Book RePORT: The Hitchhiker’s Guide to the Galaxy

Photo Credit: Penguin Random House

Michael Puglisi, Contributor

The Hitchhiker’s Guide to the Galaxy series by Douglas Adams has been around for many years, spanning 5 books, a radio series, a 3 issue miniseries from DC comics, a TV series, and even a major motion picture. But as the series turns 40, let’s go and look back at the first book in the series.

The story begins as the fairly average Arthur Dent wakes up to find bulldozers outside preparing to demolish his house to make way for a bypass. Lying in front of the construction vehicles, his friend Ford Prefect comes by, taking Arthur to a bar and informing him that he is an alien who has been stranded on Earth for 15 years. He is reporting for the electronic database in a handheld form that is the Hitchhiker’s Guide to the Galaxy. His Sub-Etha Sens-o-Matic has detected the approach of a Vogon destructor fleet, which plans to destroy the Earth to make way for a hyperspace bypass. Arthur’s house is demolished, but then the Vogons arrive. Arthur and Ford narrowly escape, getting picked up by the Vogon ship’s cooking staff. The Vogons, great ugly slug-like bureaucrats, are not particularly happy to see them, and the ship’s captain, Prostetnic Vogon Jeltz, reads them the third worst poetry in the universe, and the pair are then thrown into the vacuum of space.

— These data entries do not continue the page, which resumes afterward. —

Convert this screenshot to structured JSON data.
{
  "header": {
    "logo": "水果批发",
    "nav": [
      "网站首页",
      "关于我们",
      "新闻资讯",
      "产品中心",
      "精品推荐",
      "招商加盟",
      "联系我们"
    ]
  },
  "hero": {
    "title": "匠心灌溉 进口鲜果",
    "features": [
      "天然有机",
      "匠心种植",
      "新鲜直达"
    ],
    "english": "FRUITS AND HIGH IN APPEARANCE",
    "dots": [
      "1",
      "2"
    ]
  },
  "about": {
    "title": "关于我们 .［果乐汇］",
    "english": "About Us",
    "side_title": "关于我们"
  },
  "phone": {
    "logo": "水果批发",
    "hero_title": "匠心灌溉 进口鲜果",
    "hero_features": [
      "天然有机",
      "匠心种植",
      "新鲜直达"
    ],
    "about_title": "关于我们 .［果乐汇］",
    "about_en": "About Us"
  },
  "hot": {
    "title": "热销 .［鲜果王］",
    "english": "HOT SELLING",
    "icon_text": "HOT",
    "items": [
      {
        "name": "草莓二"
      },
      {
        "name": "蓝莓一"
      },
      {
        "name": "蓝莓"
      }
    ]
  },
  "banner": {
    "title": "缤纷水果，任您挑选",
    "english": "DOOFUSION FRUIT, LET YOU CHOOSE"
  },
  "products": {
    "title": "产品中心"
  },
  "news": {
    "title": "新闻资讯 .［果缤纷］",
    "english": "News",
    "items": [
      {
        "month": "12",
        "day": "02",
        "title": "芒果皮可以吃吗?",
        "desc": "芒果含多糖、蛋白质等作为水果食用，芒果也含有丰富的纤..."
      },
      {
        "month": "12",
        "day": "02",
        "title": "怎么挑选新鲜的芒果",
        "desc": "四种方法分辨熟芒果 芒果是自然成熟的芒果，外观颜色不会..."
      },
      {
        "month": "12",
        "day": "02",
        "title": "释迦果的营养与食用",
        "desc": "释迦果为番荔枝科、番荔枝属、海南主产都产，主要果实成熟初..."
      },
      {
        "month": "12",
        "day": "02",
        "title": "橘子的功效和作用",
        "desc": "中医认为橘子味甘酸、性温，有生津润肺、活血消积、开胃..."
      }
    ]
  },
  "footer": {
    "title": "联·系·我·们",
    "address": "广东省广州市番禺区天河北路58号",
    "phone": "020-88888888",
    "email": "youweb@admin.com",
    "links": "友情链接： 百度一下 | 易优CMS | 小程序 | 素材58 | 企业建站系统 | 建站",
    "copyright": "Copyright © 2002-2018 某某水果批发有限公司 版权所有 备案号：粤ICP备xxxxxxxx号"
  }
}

Miraculously, Arthur and Ford are picked up by the Heart of Gold. This advanced spaceship is powered by the infinite improbability drive. It has been commandeered by the two-headed, three armed, narcissistic former President of the Universe Zaphod Beeblebrox, a human woman named Trillian, and a perpetually desponded robot named Marvin. Zaphod turns out to be an old friend of Ford’s, and Arthur originally met Trillian at a party, when she was going by her original name Tricia McMillan, when Zaphod came by and invited her to join him. All of this is thanks to the infinite improbability drive, which Zaphod is counting on to get to the legendary planet of Magrathea.

The story moves along at a brisk pace, but will occasionally slow down to tell a hilarious anecdote which will sometimes have bearing on the story. The jokes all hit their mark, and the author excels at humor through both dialogue and exposition. The book revels in its own absurdity, throwing technobabble like Sub-Etha Sens-O-Matic and finite improbability down our throats with glee. The characters are all interesting and/or funny. Everything just works flawlessly.